Judges Guide

Selecting a Wool, Skein & Garment Judge

An ideal Wool, Skein & Garment Contest judge is one who is well-versed in fiber arts. This should include many spinning techniques, crafting techniques including knit, crochet, weaving, and felting. The ideal judge has experience with many fiber types both natural and synthetic. The ideal judge has used many dyes including chemical and natural. An ideal judge understands the differences in all 4 recognized ARBA Angora breeds and what makes each one unique. The ideal judge should have an idea of handle for the 4 breeds and appreciate appropriateness of yarn and garments made from each breed. The judge does not need to be credentialed.

Guide to Judging a Wool, Skein & Garment Contest


Wool Fleece is to be judged according to the ARBA Standard of Perfection, without color restrictions. Fleeces are to be placed loosely in a large zipped bag and evaluated as a whole. The Fleece should be consistent throughout and skirted for proper presentation. Density is the most important factor and is composed of the number of follicles in any given surface area (evaluate this to the best of your ability off the animal), the thickness of each shaft for both guard hair and underwool, and the crimp giving volume to each lock. Texture should be appropriate for the breed and is composed of the handle of the wool, appropriate proportion of guard hair to underwool, the tactile comfort factor created by the density and balance, and overall smoothness and feel of the locks. Balance & Condition per ARBA Standard, should be well balanced and fairly good length, with differential between the guard hair and underwool. A dense fresh fleece may be shorter in length than a lifeless, flat, long fleece. Density and texture are the important factors, but they should be coupled with a uniform length. The underwool should be strong and springy without stress breaks in the staple or signs of molt, parasites, vegetable matter, urine, or dander. The guard hair should be glossy and alive, not brittle or dry. Points should be reduced for inconsistency of crimp and second cuttings not removed. No preference given to plucked versus sheared fleece.

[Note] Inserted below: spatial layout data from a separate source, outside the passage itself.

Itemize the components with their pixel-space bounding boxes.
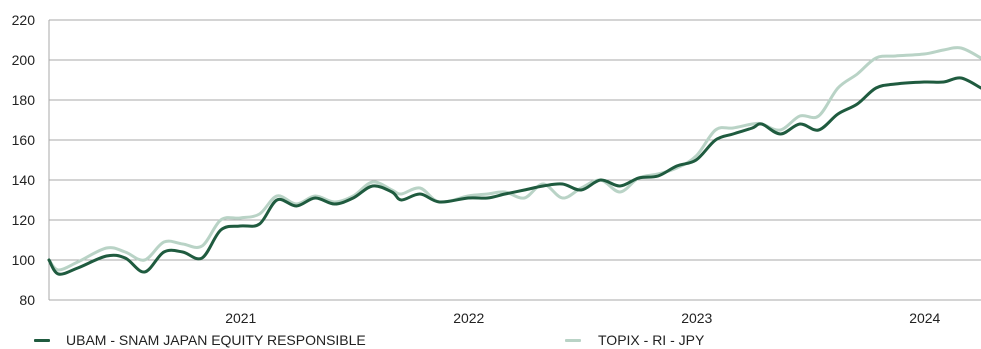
y-tick-label-100: 100 <box>12 252 36 268</box>
legend-swatch-0 <box>34 339 50 342</box>
x-tick-label-2023: 2023 <box>681 310 712 326</box>
series-lines <box>47 46 981 276</box>
y-tick-label-80: 80 <box>19 292 35 308</box>
x-tick-label-2024: 2024 <box>909 310 940 326</box>
x-tick-label-2021: 2021 <box>225 310 256 326</box>
y-tick-label-120: 120 <box>12 212 36 228</box>
y-tick-label-180: 180 <box>12 92 36 108</box>
legend-label-0: UBAM - SNAM JAPAN EQUITY RESPONSIBLE <box>66 332 366 348</box>
y-tick-label-160: 160 <box>12 132 36 148</box>
legend-swatch-1 <box>565 339 581 342</box>
legend: UBAM - SNAM JAPAN EQUITY RESPONSIBLE TOP… <box>34 332 705 348</box>
y-tick-label-140: 140 <box>12 172 36 188</box>
y-gridlines <box>48 19 981 301</box>
y-axis: 80 100 120 140 160 180 200 220 <box>12 12 36 308</box>
series-line-0 <box>47 76 981 276</box>
y-tick-label-200: 200 <box>12 52 36 68</box>
legend-item-1: TOPIX - RI - JPY <box>565 332 705 348</box>
legend-label-1: TOPIX - RI - JPY <box>598 332 705 348</box>
x-axis: 2021 2022 2023 2024 <box>225 310 940 326</box>
series-line-1 <box>47 46 981 272</box>
y-tick-label-220: 220 <box>12 12 36 28</box>
legend-item-0: UBAM - SNAM JAPAN EQUITY RESPONSIBLE <box>34 332 366 348</box>
x-tick-label-2022: 2022 <box>453 310 484 326</box>
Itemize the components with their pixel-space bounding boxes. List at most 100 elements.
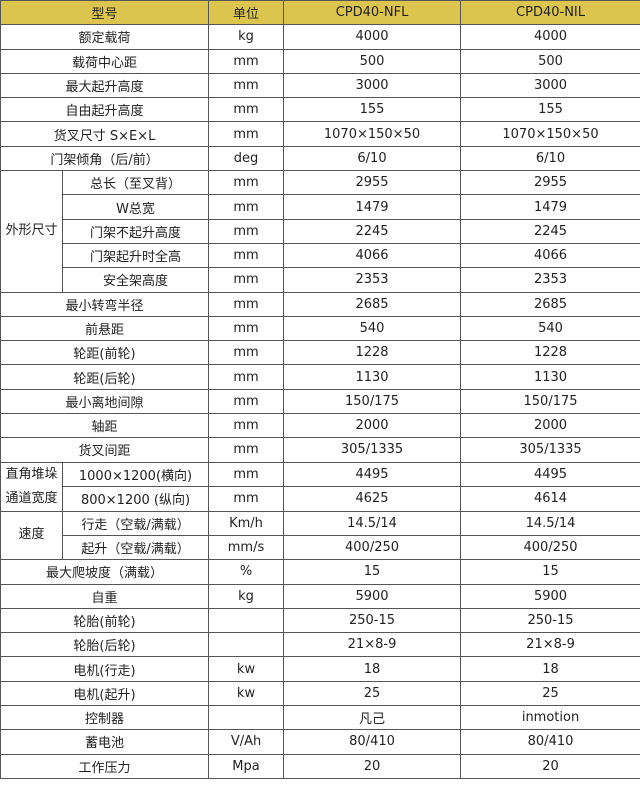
table-row: 工作压力 Mpa 20 20 — [0, 753, 640, 779]
table-row: 外形尺寸 总长（至叉背） mm 2955 2955 — [0, 170, 640, 293]
value-col2: 4614 — [460, 486, 640, 512]
table-row: 最小离地间隙 mm 150/175 150/175 — [0, 388, 640, 415]
table-row: 轮距(前轮) mm 1228 1228 — [0, 340, 640, 366]
value-col2: 1070×150×50 — [460, 121, 640, 147]
unit-cell: mm/s — [208, 534, 285, 561]
value-col1: 155 — [283, 97, 462, 123]
value-col2: 25 — [460, 680, 640, 707]
value-col1: 6/10 — [283, 145, 462, 172]
value-col1: 2245 — [283, 218, 462, 244]
value-col1: 3000 — [283, 72, 462, 99]
unit-cell: mm — [208, 315, 285, 342]
table-row: 直角堆垛通道宽度 1000×1200(横向) mm 4495 4495 — [0, 461, 640, 512]
unit-cell: kg — [208, 583, 285, 609]
table-row: 自由起升高度 mm 155 155 — [0, 97, 640, 123]
value-col1: 1228 — [283, 340, 462, 366]
unit-cell: mm — [208, 364, 285, 390]
value-col1: 2685 — [283, 291, 462, 317]
unit-cell: mm — [208, 340, 285, 366]
table-row: 门架起升时全高 mm 4066 4066 — [1, 242, 640, 269]
table-row: 电机(起升) kw 25 25 — [0, 680, 640, 707]
unit-cell: mm — [208, 242, 285, 269]
table-row: 前悬距 mm 540 540 — [0, 315, 640, 342]
unit-cell: mm — [208, 413, 285, 439]
header-model: 型号 — [0, 0, 210, 26]
group-label: 外形尺寸 — [0, 170, 63, 293]
unit-cell: mm — [208, 48, 285, 74]
row-label: 轮距(后轮) — [0, 364, 210, 390]
value-col2: 80/410 — [460, 729, 640, 755]
value-col1: 1130 — [283, 364, 462, 390]
value-col1: 305/1335 — [283, 437, 462, 463]
row-label: 安全架高度 — [61, 267, 210, 293]
table-row: 门架不起升高度 mm 2245 2245 — [1, 218, 640, 244]
value-col2: 2245 — [460, 218, 640, 244]
spec-table: 型号 单位 CPD40-NFL CPD40-NIL 额定载荷 kg 4000 4000… — [0, 0, 640, 779]
value-col2: 1479 — [460, 194, 640, 220]
unit-cell: % — [208, 559, 285, 585]
row-label: 货叉间距 — [0, 437, 210, 463]
value-col1: 21×8-9 — [283, 632, 462, 658]
value-col2: 400/250 — [460, 534, 640, 561]
value-col1: 14.5/14 — [283, 510, 462, 536]
table-row: 货叉尺寸 S×E×L mm 1070×150×50 1070×150×50 — [0, 121, 640, 147]
row-label: 总长（至叉背） — [61, 170, 210, 196]
value-col1: 20 — [283, 753, 462, 779]
row-label: 电机(起升) — [0, 680, 210, 707]
value-col2: 1228 — [460, 340, 640, 366]
value-col1: 250-15 — [283, 607, 462, 634]
unit-cell — [208, 705, 285, 731]
value-col1: 1479 — [283, 194, 462, 220]
unit-cell: mm — [208, 72, 285, 99]
row-label: 货叉尺寸 S×E×L — [0, 121, 210, 147]
row-label: 门架倾角（后/前） — [0, 145, 210, 172]
value-col1: 80/410 — [283, 729, 462, 755]
row-label: 自重 — [0, 583, 210, 609]
value-col1: 150/175 — [283, 388, 462, 415]
row-label: W总宽 — [61, 194, 210, 220]
unit-cell: mm — [208, 97, 285, 123]
unit-cell: mm — [208, 267, 285, 293]
value-col2: 2685 — [460, 291, 640, 317]
row-label: 轮胎(前轮) — [0, 607, 210, 634]
value-col1: 4000 — [283, 24, 462, 50]
value-col2: 150/175 — [460, 388, 640, 415]
row-label: 门架不起升高度 — [61, 218, 210, 244]
value-col2: 4000 — [460, 24, 640, 50]
table-row: 蓄电池 V/Ah 80/410 80/410 — [0, 729, 640, 755]
table-row: 门架倾角（后/前） deg 6/10 6/10 — [0, 145, 640, 172]
unit-cell — [208, 607, 285, 634]
value-col1: 凡己 — [283, 705, 462, 731]
value-col2: 540 — [460, 315, 640, 342]
table-row: 额定载荷 kg 4000 4000 — [0, 24, 640, 50]
value-col2: 6/10 — [460, 145, 640, 172]
group-label: 速度 — [0, 510, 63, 561]
unit-cell: Km/h — [208, 510, 285, 536]
unit-cell: mm — [208, 388, 285, 415]
value-col2: 2353 — [460, 267, 640, 293]
value-col1: 2955 — [283, 170, 462, 196]
table-row: 800×1200 (纵向) mm 4625 4614 — [1, 486, 640, 512]
value-col1: 4625 — [283, 486, 462, 512]
row-label: 轮距(前轮) — [0, 340, 210, 366]
row-label: 最小转弯半径 — [0, 291, 210, 317]
value-col2: 21×8-9 — [460, 632, 640, 658]
table-row: 起升（空载/满载） mm/s 400/250 400/250 — [1, 534, 640, 561]
value-col1: 4066 — [283, 242, 462, 269]
value-col2: 5900 — [460, 583, 640, 609]
value-col1: 2000 — [283, 413, 462, 439]
row-label: 最大起升高度 — [0, 72, 210, 99]
table-row: 轮距(后轮) mm 1130 1130 — [0, 364, 640, 390]
table-row: 轮胎(前轮) 250-15 250-15 — [0, 607, 640, 634]
row-label: 1000×1200(横向) — [61, 461, 210, 488]
row-label: 载荷中心距 — [0, 48, 210, 74]
value-col1: 500 — [283, 48, 462, 74]
value-col2: 3000 — [460, 72, 640, 99]
unit-cell: Mpa — [208, 753, 285, 779]
row-label: 额定载荷 — [0, 24, 210, 50]
value-col1: 15 — [283, 559, 462, 585]
unit-cell: mm — [208, 121, 285, 147]
header-row: 型号 单位 CPD40-NFL CPD40-NIL — [0, 0, 640, 26]
table-row: W总宽 mm 1479 1479 — [1, 194, 640, 220]
table-row: 货叉间距 mm 305/1335 305/1335 — [0, 437, 640, 463]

Skeins should be presented neatly twisted and tied as appropriate, suggested 2-4 (no points allotted or reduced for ties). The weight of the skein may determine lengths of skein-wraps (1 yard vs. 2 yard). Skeins should be untwisted for full evaluation and hung up to determine balance. Balance is to include Twist per Inch, Angle, Presentation & Strength. Condition is to include Handle, Color, & Luster. The skein should feel fresh and alive and be springy, not crisp, limp or brittle. The texture should be appropriate for the breed(s), display a halo and be non-shedding. The end-use should be appropriate for the weight, twist, and texture of the skein. Garments

The original yarn quality should be evaluated based on the guidelines above. The needle or hook size should be appropriate for the gauge of the yarn. Stitches should not be too tight so as the fabric cannot breathe or be flexible, nor too loose unless a lace-appearance is desired. Woven fabrics should have the appropriate warp to as not distract from the weft and not so tight as to create a stiff fabric. Needle-Felted objects would evaluate the appropriate gauge needle was used or that wet-felt is consistent and even throughout. Garments that were fulled (knit or woven then felted) will be evaluated on primary gauge followed by felt technique. The overall design and difficulty of the pattern should be considered. Technique evaluation should include the overall craftsmanship and skill, neat edges and hidden seams, and consistency of stitch/weave. Wet- and Needle-Felted objects would include blended needle poke sites, non-shedding, and strength to the overall structure.